For that reason, sexual orientation “doesn’t cross our minds when we see someone on our schedule,” he said. “Even if a transgender couple comes in, it doesn’t matter. It’s just a matter of — what’s your goal to build your family? I always tell people, I’m a bridge. And my job is to get you from one side of the bridge to the other.”
Tecles hopped on that bridge three years ago. After hearing about CT Fertility in his research, he went in for a consultation, and “I really connected with them.” His journey toward parenthood started moving: he chose an egg donor after seeing a profile and connecting with her immediately.
“It’s a little like love at first sight,” he said. Within weeks, he was meeting the donor over lunch, chatting about her current professional goals and her own partner. Then he began selecting a surrogate, a process that can take months. In the midst of it all, he met someone in Montenegro, who signed on to be with him, and to ultimately co-parent.
With help from CT Fertility, Telces interviewed a woman in Florida. Again, it was love at first sight (or, first Skype, in this case): Tecles “could tell she was a super mom” to her own two kids, and ended up chatting with her husband, from Puerto Rico, in Spanish by the end of the call.
It wasn’t long before all of them had made their way to Connecticut, first syncing egg and sperm donation (they must be done within a week of each other) and then transferring two embryos to the surrogate. On the day of the transfer, Tecles recalled standing in a tiny exam room with his heart in his throat, watching the embryos through a monitor. What shocked him most were not his nerves, though — but how natural and welcoming it felt.
“That’s one thing that’s amazing about U.S. surrogacy,” he said. “Everything feels so normal. I’s no big deal.
Tecles went back to Spain, and kept in close contact with the surrogate. About nine days after the transfer, she called to tell him that she had gotten a positive pregnancy test. And then she had taken five more just to make sure. There was another surprise at her seven-week ultrasound, for which Tecles flew back to the U.S.: she was carrying twins.

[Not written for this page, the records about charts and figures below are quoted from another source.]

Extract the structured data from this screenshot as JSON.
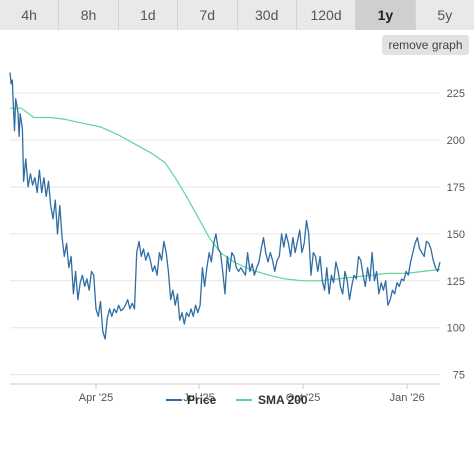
{
  "timeframes": {
    "items": [
      "4h",
      "8h",
      "1d",
      "7d",
      "30d",
      "120d",
      "1y",
      "5y"
    ],
    "selected": "1y"
  },
  "remove_graph_label": "remove graph",
  "colors": {
    "price": "#2f6da3",
    "sma": "#5fd49a",
    "grid": "#e6e6e6",
    "axis": "#cccccc"
  },
  "chart_data": {
    "type": "line",
    "x_unit": "date",
    "x_range": [
      "2025-01-15",
      "2026-01-30"
    ],
    "x_ticks": [
      {
        "label": "Apr '25",
        "date": "2025-04-01"
      },
      {
        "label": "Jul '25",
        "date": "2025-07-01"
      },
      {
        "label": "Oct '25",
        "date": "2025-10-01"
      },
      {
        "label": "Jan '26",
        "date": "2026-01-01"
      }
    ],
    "y_ticks": [
      75,
      100,
      125,
      150,
      175,
      200,
      225
    ],
    "ylim": [
      70,
      240
    ],
    "grid": "horizontal",
    "legend_position": "bottom",
    "series": [
      {
        "name": "Price",
        "color": "#2f6da3",
        "points": [
          [
            "2025-01-15",
            236
          ],
          [
            "2025-01-16",
            230
          ],
          [
            "2025-01-17",
            232
          ],
          [
            "2025-01-18",
            218
          ],
          [
            "2025-01-19",
            205
          ],
          [
            "2025-01-20",
            222
          ],
          [
            "2025-01-22",
            215
          ],
          [
            "2025-01-23",
            202
          ],
          [
            "2025-01-24",
            214
          ],
          [
            "2025-01-26",
            206
          ],
          [
            "2025-01-27",
            178
          ],
          [
            "2025-01-29",
            190
          ],
          [
            "2025-01-31",
            175
          ],
          [
            "2025-02-02",
            182
          ],
          [
            "2025-02-04",
            176
          ],
          [
            "2025-02-06",
            180
          ],
          [
            "2025-02-08",
            172
          ],
          [
            "2025-02-10",
            184
          ],
          [
            "2025-02-12",
            172
          ],
          [
            "2025-02-14",
            180
          ],
          [
            "2025-02-16",
            170
          ],
          [
            "2025-02-18",
            178
          ],
          [
            "2025-02-20",
            165
          ],
          [
            "2025-02-22",
            158
          ],
          [
            "2025-02-24",
            168
          ],
          [
            "2025-02-26",
            150
          ],
          [
            "2025-02-28",
            165
          ],
          [
            "2025-03-02",
            148
          ],
          [
            "2025-03-04",
            138
          ],
          [
            "2025-03-06",
            145
          ],
          [
            "2025-03-08",
            132
          ],
          [
            "2025-03-10",
            138
          ],
          [
            "2025-03-12",
            118
          ],
          [
            "2025-03-14",
            130
          ],
          [
            "2025-03-16",
            115
          ],
          [
            "2025-03-18",
            124
          ],
          [
            "2025-03-20",
            128
          ],
          [
            "2025-03-22",
            122
          ],
          [
            "2025-03-24",
            126
          ],
          [
            "2025-03-26",
            120
          ],
          [
            "2025-03-28",
            130
          ],
          [
            "2025-03-30",
            128
          ],
          [
            "2025-04-01",
            110
          ],
          [
            "2025-04-03",
            106
          ],
          [
            "2025-04-05",
            114
          ],
          [
            "2025-04-07",
            98
          ],
          [
            "2025-04-09",
            94
          ],
          [
            "2025-04-11",
            105
          ],
          [
            "2025-04-13",
            110
          ],
          [
            "2025-04-15",
            106
          ],
          [
            "2025-04-17",
            110
          ],
          [
            "2025-04-19",
            108
          ],
          [
            "2025-04-21",
            112
          ],
          [
            "2025-04-23",
            109
          ],
          [
            "2025-04-25",
            110
          ],
          [
            "2025-04-27",
            112
          ],
          [
            "2025-04-29",
            115
          ],
          [
            "2025-05-01",
            110
          ],
          [
            "2025-05-03",
            113
          ],
          [
            "2025-05-05",
            110
          ],
          [
            "2025-05-07",
            140
          ],
          [
            "2025-05-09",
            146
          ],
          [
            "2025-05-11",
            138
          ],
          [
            "2025-05-13",
            142
          ],
          [
            "2025-05-15",
            136
          ],
          [
            "2025-05-17",
            140
          ],
          [
            "2025-05-19",
            136
          ],
          [
            "2025-05-21",
            130
          ],
          [
            "2025-05-23",
            133
          ],
          [
            "2025-05-25",
            128
          ],
          [
            "2025-05-27",
            140
          ],
          [
            "2025-05-29",
            136
          ],
          [
            "2025-05-31",
            146
          ],
          [
            "2025-06-02",
            140
          ],
          [
            "2025-06-04",
            130
          ],
          [
            "2025-06-06",
            115
          ],
          [
            "2025-06-08",
            120
          ],
          [
            "2025-06-10",
            112
          ],
          [
            "2025-06-12",
            118
          ],
          [
            "2025-06-14",
            104
          ],
          [
            "2025-06-16",
            108
          ],
          [
            "2025-06-18",
            102
          ],
          [
            "2025-06-20",
            108
          ],
          [
            "2025-06-22",
            106
          ],
          [
            "2025-06-24",
            110
          ],
          [
            "2025-06-26",
            106
          ],
          [
            "2025-06-28",
            112
          ],
          [
            "2025-06-30",
            108
          ],
          [
            "2025-07-02",
            112
          ],
          [
            "2025-07-04",
            132
          ],
          [
            "2025-07-06",
            122
          ],
          [
            "2025-07-08",
            132
          ],
          [
            "2025-07-10",
            140
          ],
          [
            "2025-07-12",
            135
          ],
          [
            "2025-07-14",
            145
          ],
          [
            "2025-07-16",
            150
          ],
          [
            "2025-07-18",
            142
          ],
          [
            "2025-07-20",
            140
          ],
          [
            "2025-07-22",
            130
          ],
          [
            "2025-07-24",
            118
          ],
          [
            "2025-07-26",
            138
          ],
          [
            "2025-07-28",
            130
          ],
          [
            "2025-07-30",
            140
          ],
          [
            "2025-08-01",
            138
          ],
          [
            "2025-08-03",
            132
          ],
          [
            "2025-08-05",
            130
          ],
          [
            "2025-08-07",
            132
          ],
          [
            "2025-08-09",
            130
          ],
          [
            "2025-08-11",
            128
          ],
          [
            "2025-08-13",
            140
          ],
          [
            "2025-08-15",
            130
          ],
          [
            "2025-08-17",
            134
          ],
          [
            "2025-08-19",
            128
          ],
          [
            "2025-08-21",
            132
          ],
          [
            "2025-08-23",
            135
          ],
          [
            "2025-08-25",
            142
          ],
          [
            "2025-08-27",
            148
          ],
          [
            "2025-08-29",
            140
          ],
          [
            "2025-08-31",
            135
          ],
          [
            "2025-09-02",
            140
          ],
          [
            "2025-09-04",
            136
          ],
          [
            "2025-09-06",
            130
          ],
          [
            "2025-09-08",
            136
          ],
          [
            "2025-09-10",
            138
          ],
          [
            "2025-09-12",
            150
          ],
          [
            "2025-09-14",
            143
          ],
          [
            "2025-09-16",
            150
          ],
          [
            "2025-09-18",
            145
          ],
          [
            "2025-09-20",
            138
          ],
          [
            "2025-09-22",
            148
          ],
          [
            "2025-09-24",
            140
          ],
          [
            "2025-09-26",
            146
          ],
          [
            "2025-09-28",
            152
          ],
          [
            "2025-09-30",
            140
          ],
          [
            "2025-10-02",
            145
          ],
          [
            "2025-10-04",
            157
          ],
          [
            "2025-10-06",
            150
          ],
          [
            "2025-10-08",
            128
          ],
          [
            "2025-10-10",
            140
          ],
          [
            "2025-10-12",
            138
          ],
          [
            "2025-10-14",
            130
          ],
          [
            "2025-10-16",
            138
          ],
          [
            "2025-10-18",
            125
          ],
          [
            "2025-10-20",
            120
          ],
          [
            "2025-10-22",
            132
          ],
          [
            "2025-10-24",
            118
          ],
          [
            "2025-10-26",
            128
          ],
          [
            "2025-10-28",
            124
          ],
          [
            "2025-10-30",
            135
          ],
          [
            "2025-11-01",
            130
          ],
          [
            "2025-11-03",
            122
          ],
          [
            "2025-11-05",
            118
          ],
          [
            "2025-11-07",
            130
          ],
          [
            "2025-11-09",
            125
          ],
          [
            "2025-11-11",
            115
          ],
          [
            "2025-11-13",
            122
          ],
          [
            "2025-11-15",
            128
          ],
          [
            "2025-11-17",
            126
          ],
          [
            "2025-11-19",
            138
          ],
          [
            "2025-11-21",
            136
          ],
          [
            "2025-11-23",
            128
          ],
          [
            "2025-11-25",
            122
          ],
          [
            "2025-11-27",
            132
          ],
          [
            "2025-11-29",
            125
          ],
          [
            "2025-12-01",
            140
          ],
          [
            "2025-12-03",
            125
          ],
          [
            "2025-12-05",
            130
          ],
          [
            "2025-12-07",
            118
          ],
          [
            "2025-12-09",
            124
          ],
          [
            "2025-12-11",
            120
          ],
          [
            "2025-12-13",
            125
          ],
          [
            "2025-12-15",
            112
          ],
          [
            "2025-12-17",
            115
          ],
          [
            "2025-12-19",
            120
          ],
          [
            "2025-12-21",
            118
          ],
          [
            "2025-12-23",
            124
          ],
          [
            "2025-12-25",
            122
          ],
          [
            "2025-12-27",
            126
          ],
          [
            "2025-12-29",
            125
          ],
          [
            "2025-12-31",
            130
          ],
          [
            "2026-01-02",
            128
          ],
          [
            "2026-01-04",
            135
          ],
          [
            "2026-01-06",
            140
          ],
          [
            "2026-01-08",
            145
          ],
          [
            "2026-01-10",
            148
          ],
          [
            "2026-01-12",
            142
          ],
          [
            "2026-01-14",
            140
          ],
          [
            "2026-01-16",
            138
          ],
          [
            "2026-01-18",
            146
          ],
          [
            "2026-01-20",
            145
          ],
          [
            "2026-01-22",
            142
          ],
          [
            "2026-01-24",
            136
          ],
          [
            "2026-01-26",
            132
          ],
          [
            "2026-01-28",
            130
          ],
          [
            "2026-01-30",
            135
          ]
        ]
      },
      {
        "name": "SMA 200",
        "color": "#5fd49a",
        "points": [
          [
            "2025-01-15",
            217
          ],
          [
            "2025-01-25",
            217
          ],
          [
            "2025-02-05",
            212
          ],
          [
            "2025-02-20",
            212
          ],
          [
            "2025-03-05",
            211
          ],
          [
            "2025-03-20",
            209
          ],
          [
            "2025-04-05",
            207
          ],
          [
            "2025-04-20",
            203
          ],
          [
            "2025-05-05",
            198
          ],
          [
            "2025-05-20",
            193
          ],
          [
            "2025-06-01",
            188
          ],
          [
            "2025-06-10",
            180
          ],
          [
            "2025-06-20",
            170
          ],
          [
            "2025-07-01",
            158
          ],
          [
            "2025-07-10",
            148
          ],
          [
            "2025-07-20",
            140
          ],
          [
            "2025-08-01",
            135
          ],
          [
            "2025-08-15",
            131
          ],
          [
            "2025-09-01",
            128
          ],
          [
            "2025-09-15",
            126
          ],
          [
            "2025-10-01",
            125
          ],
          [
            "2025-10-15",
            125
          ],
          [
            "2025-11-01",
            126
          ],
          [
            "2025-11-15",
            127
          ],
          [
            "2025-12-01",
            128
          ],
          [
            "2025-12-15",
            129
          ],
          [
            "2026-01-01",
            129
          ],
          [
            "2026-01-15",
            130
          ],
          [
            "2026-01-30",
            131
          ]
        ]
      }
    ]
  }
}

Tecles flew home ready to nest. He downloaded an app on his phone to learn what was happening, week by week, to the twins in utero. He made arrangements to head back to the U.S. with his mom around week 35 of the surrogate’s pregnancy. No sooner had they gotten to the hotel room when the call came that the surrogate was delivering. His children, Joel and Elia, were entering the world, and nothing was ever going to be the same again.
Without CT Fertility, he wouldn’t have them in his life, he said. Which he counts as a sort of waking dream, in which he must pinch himself every so often.
"When your children are born, you are so focused on looking after them, making sure that they have everything, that you don’t ave time to reflect on the fact that you’re a father,” he said.
I had to keep saying it to myself. I couldn’t believe that it was real. … It took me a good few months to actually acknowledge that I was a parent.”
“Even now, 20 months later, I look at them and say: Oh my god. It’s something so amazing you look around you and you still can’t believe it.”